You're given an array $$$a$$$ of size $$$n$$$, You perform the following steps in a single operation :
0) Take $$$i = 0$$$,
1) Let $$$j$$$ be the minimum index $$$(j > i)$$$ such that $$$a[j] > a[i]$$$
2) Delete the element $$$i$$$ from the array.
3) If $$$j$$$ doesn't exists, terminate the operation, else set $$$i = j$$$ and repeat from 1.
You are required to find the number of operations you can perform before the array is empty.
An $$$\mathcal{O}(n^2)$$$ algorithm is quite visible, but can you solve it in approximate linear time ?
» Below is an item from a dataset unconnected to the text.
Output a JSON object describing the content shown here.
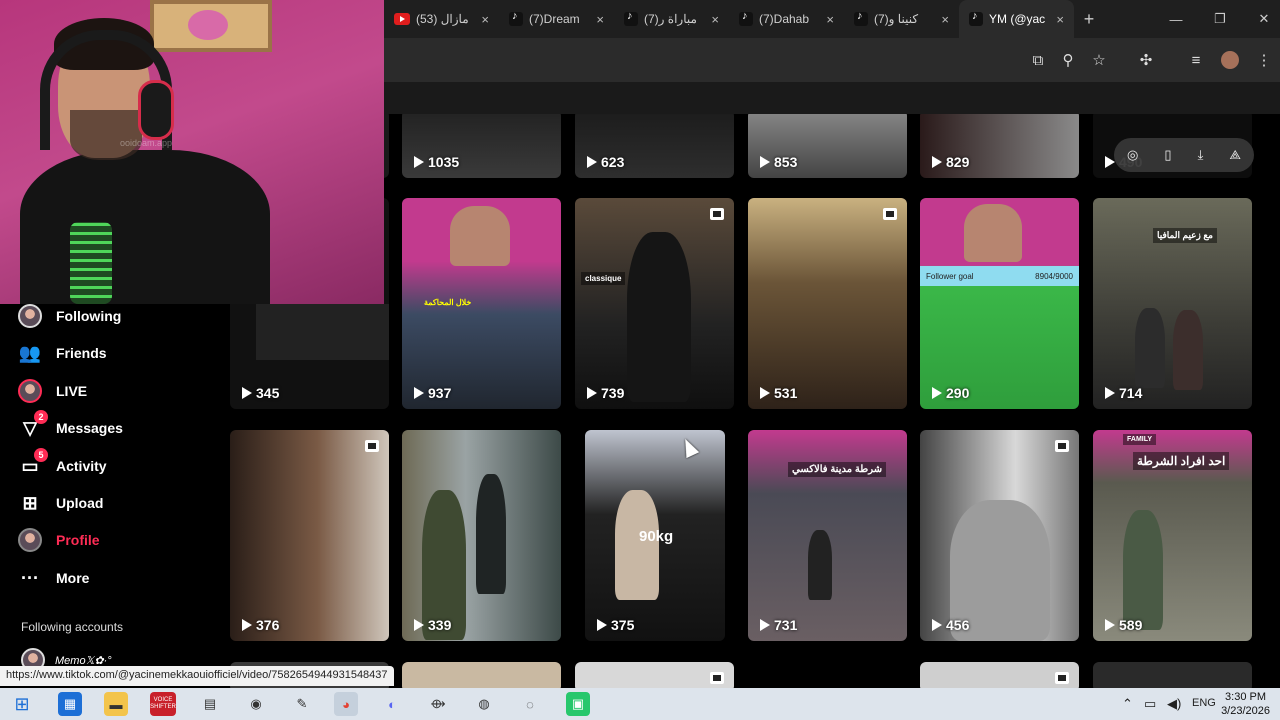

You can solve this in $$$O(n)$$$ using monotonic stack to store, for each index $$$i$$$, the next index $$$j$$$ s.t. $$$a_i < a_j$$$.
Some code
I thought of that, but I couldn't prove why it produces the right answer ( I am a little convinced that it does though)
Because say, the array is $$$a = [3,2,5]$$$, then for $$$0,1$$$ will have $$$next[i] = 2$$$ but after the first operation, the array changes to $$$[2]$$$.
I think the answer is still the same but I couldn't find a formal proof.
Step 1) https://www.geeksforgeeks.org/next-greater-element/
Yes, but the array is changing after every operation, so I think we cannot afford to pre — calculate that in every operation.
If you look at all the selected i in order you will notice that it's increasing. Thus after selecting an i what matters is only the subarray starting from i (the values before i will never get selected so we can safely ignore them). What follows is to calculate the values in step 1, which can be done with a monotonic deque.